Attack Defense EE ASR SS
RAG-Thief None 0.29 0.48 0.65
DGEA None 0.41 0.90 0.57
PoR None 0.19 0.99 0.71
IKEA None 0.87 0.92 0.71
RAG-Thief Input 0 0 -
DGEA Input 0 0 -
IKEA Input 0.88 0.92 0.69
RAG-Thief Output 0.36 0.59 0.59
DGEA Output 0.04 0.05 0.45
IKEA Output 0.85 0.91 0.68
Table 1: Results on HealthCareMagic dataset (LLaMA + MPNet)

10 Key Findings

Stealth & Effectiveness
IKEA maintains 85-88% EE and 91-92% ASR even under strict input/output defenses, while baselines are completely blocked.
Substitute RAG Performance
RAG built from IKEA extractions achieves 43% MCQ accuracy vs. 0% for baselines under input defense.
Detection Resistance
Seq-Detect and Sem-Detect achieve only 0.76 AUC against IKEA (vs. 1.0 for baselines), with TPR@10%FPR below 0.3.

11 Conclusion

IKEA reveals a fundamental vulnerability in RAG systems: seemingly benign queries can extract valuable knowledge without triggering detection mechanisms.

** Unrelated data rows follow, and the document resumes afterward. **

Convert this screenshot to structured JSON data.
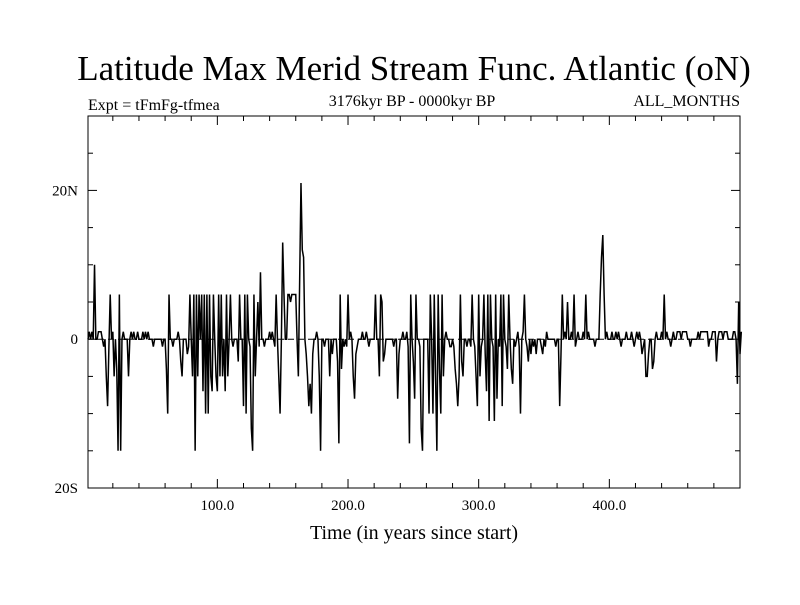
{
  "chart_data": {
    "type": "line",
    "title": "Latitude Max Merid Stream Func. Atlantic (oN)",
    "subtitle_left": "Expt = tFmFg-tfmea",
    "subtitle_center": "3176kyr BP - 0000kyr BP",
    "subtitle_right": "ALL_MONTHS",
    "xlabel": "Time (in years since start)",
    "ylabel": "",
    "xlim": [
      1,
      500
    ],
    "ylim": [
      -20,
      30
    ],
    "x_ticks": [
      100,
      200,
      300,
      400
    ],
    "x_tick_labels": [
      "100.0",
      "200.0",
      "300.0",
      "400.0"
    ],
    "y_ticks": [
      -20,
      0,
      20
    ],
    "y_tick_labels": [
      "20S",
      "0",
      "20N"
    ],
    "grid": false,
    "reference_line_y": 0,
    "series": [
      {
        "values": [
          0,
          1,
          0,
          1,
          0,
          10,
          0,
          0,
          1,
          1,
          1,
          0,
          -1,
          0,
          -5,
          -9,
          -1,
          6,
          0,
          1,
          -5,
          0,
          -4,
          -15,
          6,
          -15,
          0,
          1,
          0,
          0,
          0,
          -5,
          0,
          1,
          0,
          1,
          0,
          0,
          1,
          0,
          0,
          0,
          1,
          0,
          1,
          0,
          1,
          0,
          0,
          0,
          -1,
          0,
          0,
          0,
          0,
          0,
          0,
          -1,
          0,
          0,
          -4,
          -10,
          6,
          0,
          0,
          -1,
          0,
          0,
          0,
          1,
          0,
          -3,
          -5,
          0,
          0,
          0,
          -2,
          -1,
          6,
          0,
          -5,
          6,
          -15,
          6,
          -5,
          6,
          0,
          6,
          -7,
          6,
          -10,
          6,
          -10,
          6,
          -5,
          -7,
          6,
          0,
          -5,
          -7,
          6,
          -5,
          6,
          -5,
          0,
          -7,
          6,
          -5,
          0,
          6,
          0,
          -1,
          0,
          0,
          0,
          -3,
          6,
          0,
          0,
          -9,
          6,
          -10,
          6,
          0,
          -1,
          -12,
          -15,
          6,
          -5,
          0,
          5,
          -1,
          9,
          0,
          0,
          -1,
          0,
          0,
          0,
          1,
          0,
          1,
          0,
          -1,
          6,
          0,
          -5,
          -10,
          0,
          13,
          6,
          0,
          0,
          6,
          6,
          5,
          6,
          6,
          6,
          6,
          0,
          -5,
          8,
          21,
          12,
          11,
          0,
          -2,
          -5,
          -9,
          -6,
          -10,
          -2,
          0,
          0,
          1,
          0,
          -5,
          -15,
          0,
          0,
          -1,
          0,
          0,
          0,
          -5,
          0,
          -2,
          0,
          0,
          0,
          -3,
          -14,
          6,
          -4,
          0,
          -1,
          0,
          -1,
          6,
          0,
          1,
          0,
          -5,
          -8,
          -2,
          -1,
          0,
          0,
          0,
          1,
          0,
          0,
          1,
          0,
          -1,
          0,
          0,
          0,
          0,
          6,
          0,
          0,
          -5,
          6,
          5,
          -3,
          -2,
          0,
          0,
          0,
          0,
          0,
          0,
          -1,
          0,
          0,
          -8,
          -2,
          0,
          0,
          1,
          0,
          0,
          1,
          -1,
          -14,
          6,
          0,
          -3,
          -8,
          6,
          0,
          0,
          -1,
          -12,
          -15,
          0,
          0,
          0,
          0,
          -10,
          6,
          0,
          -10,
          6,
          -5,
          -15,
          6,
          -4,
          -10,
          6,
          -5,
          0,
          1,
          0,
          0,
          -1,
          -1,
          0,
          -1,
          -4,
          -6,
          -9,
          -5,
          6,
          -3,
          -5,
          0,
          0,
          -1,
          0,
          0,
          -1,
          6,
          0,
          -1,
          -5,
          -9,
          6,
          -5,
          -1,
          0,
          6,
          -2,
          -7,
          6,
          -11,
          6,
          0,
          -1,
          -11,
          6,
          -8,
          0,
          -1,
          6,
          -9,
          6,
          0,
          -1,
          -4,
          6,
          0,
          -4,
          -6,
          0,
          -1,
          0,
          1,
          -1,
          -10,
          0,
          1,
          6,
          0,
          -1,
          -3,
          0,
          -2,
          0,
          -1,
          0,
          -2,
          0,
          0,
          0,
          -1,
          -2,
          0,
          -1,
          1,
          0,
          0,
          0,
          0,
          0,
          0,
          -1,
          0,
          0,
          -9,
          -2,
          6,
          0,
          1,
          0,
          5,
          0,
          0,
          1,
          0,
          6,
          -1,
          0,
          1,
          0,
          0,
          0,
          1,
          0,
          6,
          0,
          1,
          0,
          0,
          0,
          0,
          -1,
          0,
          0,
          0,
          6,
          11,
          14,
          6,
          0,
          1,
          0,
          0,
          0,
          1,
          0,
          0,
          1,
          0,
          1,
          0,
          -1,
          0,
          0,
          0,
          1,
          0,
          0,
          0,
          1,
          0,
          -1,
          0,
          1,
          0,
          1,
          0,
          -2,
          -1,
          0,
          -5,
          -5,
          -2,
          0,
          0,
          -4,
          -3,
          0,
          1,
          0,
          0,
          0,
          1,
          0,
          6,
          0,
          1,
          0,
          0,
          -1,
          0,
          1,
          0,
          0,
          1,
          1,
          1,
          0,
          1,
          1,
          1,
          1,
          0,
          0,
          -1,
          0,
          0,
          0,
          0,
          0,
          1,
          0,
          1,
          1,
          1,
          1,
          1,
          1,
          -1,
          0,
          0,
          1,
          1,
          1,
          -3,
          0,
          1,
          1,
          1,
          0,
          1,
          1,
          1,
          0,
          0,
          0,
          0,
          1,
          1,
          0,
          -6,
          5,
          -2,
          1
        ]
      }
    ]
  }
}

  • First stealthy extraction attack using benign queries
  • Experience Reflection + TRDM enable efficient exploration
  • 91%+ extraction with 96% success rate under defenses
  • Extracted knowledge enables high-fidelity substitute RAG
Ethical Note: This work aims to identify risks to enable the community to design appropriate countermeasures for ethical RAG deployment.